Spielzeit 26.08. - 09.10.

The art of calligraphy


Chinese calligraphy has existed for at least 2,300 years. The oldest extant examples are written on the gravestones of kings. By the 3rdcentury at the latest, calligraphy reached Japan and as in China before it became deeply linked with Buddhism and the Zen tradition.

In Zen, someone who gains religious enlightenment is asked by his master to write a poem. This reveals his insight and his actions, it reveals him as a complete person. When a poem is written as calligraphy, it is not only the words which reveal the practitioner, but also the traces of his writing. The formless form of dharma is evident in these traces; the truth as Buddhism understands it is expressed directly and individually.

When we look at the calligraphies of the great masters, we encounter their embodiment of insight, which never stops flowing, just like their calligraphy over the course of their lifetime. Encountering their last calligraphies is a transformative experience. In contrast with painting, in calligraphy there is no possibility for correction. Each sign is written only once. The act of writing is unique and unrepeatable, like our life. This is in keeping with the Japanese saying: a meeting, once and for ever.

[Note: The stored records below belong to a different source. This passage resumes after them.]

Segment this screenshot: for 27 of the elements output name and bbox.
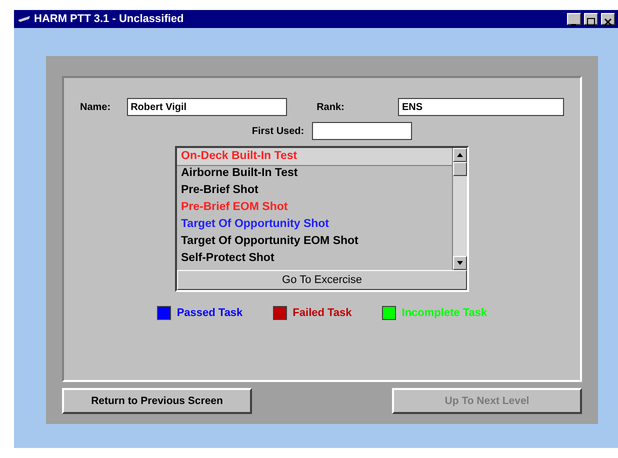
go-to-exercise-button[interactable]: Go To Excercise — [177, 270, 467, 290]
first-used-label: First Used: — [252, 126, 304, 136]
scroll-thumb[interactable] — [453, 162, 467, 176]
nav-button[interactable]: Return to Previous Screen — [62, 388, 252, 414]
window-title: HARM PTT 3.1 - Unclassified — [34, 13, 185, 25]
maximize-button[interactable] — [584, 13, 598, 25]
name-label: Name: — [80, 102, 111, 112]
maximize-icon — [587, 18, 595, 26]
name-field[interactable]: Robert Vigil — [126, 98, 287, 116]
rank-label: Rank: — [316, 102, 344, 112]
task-item[interactable]: Pre-Brief Shot — [177, 182, 452, 199]
legend-label: Passed Task — [176, 307, 243, 319]
scroll-down-icon[interactable] — [453, 256, 467, 270]
task-item[interactable]: Target Of Opportunity Shot — [177, 216, 452, 233]
scroll-up-icon[interactable] — [453, 148, 467, 162]
first-used-field[interactable] — [312, 122, 412, 140]
task-item[interactable]: Target Of Opportunity EOM Shot — [177, 233, 452, 250]
legend-label: Failed Task — [292, 307, 352, 319]
legend-label: Incomplete Task — [402, 307, 488, 319]
app-icon — [17, 14, 31, 24]
task-item[interactable]: Airborne Built-In Test — [177, 165, 452, 182]
task-item[interactable]: Self-Protect Shot — [177, 250, 452, 267]
rank-field[interactable]: ENS — [398, 98, 564, 116]
minimize-button[interactable] — [567, 13, 581, 25]
close-button[interactable] — [601, 13, 615, 25]
scrollbar[interactable] — [452, 148, 467, 270]
close-icon — [604, 18, 612, 26]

»For the Ruhrtriennale I have written calligraphies under special conditions: the brush which I have used was still fresh and did not know my hand, the paper which was available was one I did not know. This represents a great challenge for me, like all deeds in our fleeting lives. All our deeds are art, at the same time calligraphy is a considerable art form. In my view, art is like collecting snow in a silver bowl; carrying snow from the mountain peaks down to the dry spring in the valley.« (Sasaki Gensô Rôshi)

A lecture in the course of the exhibition Snow in a Silver Bowl.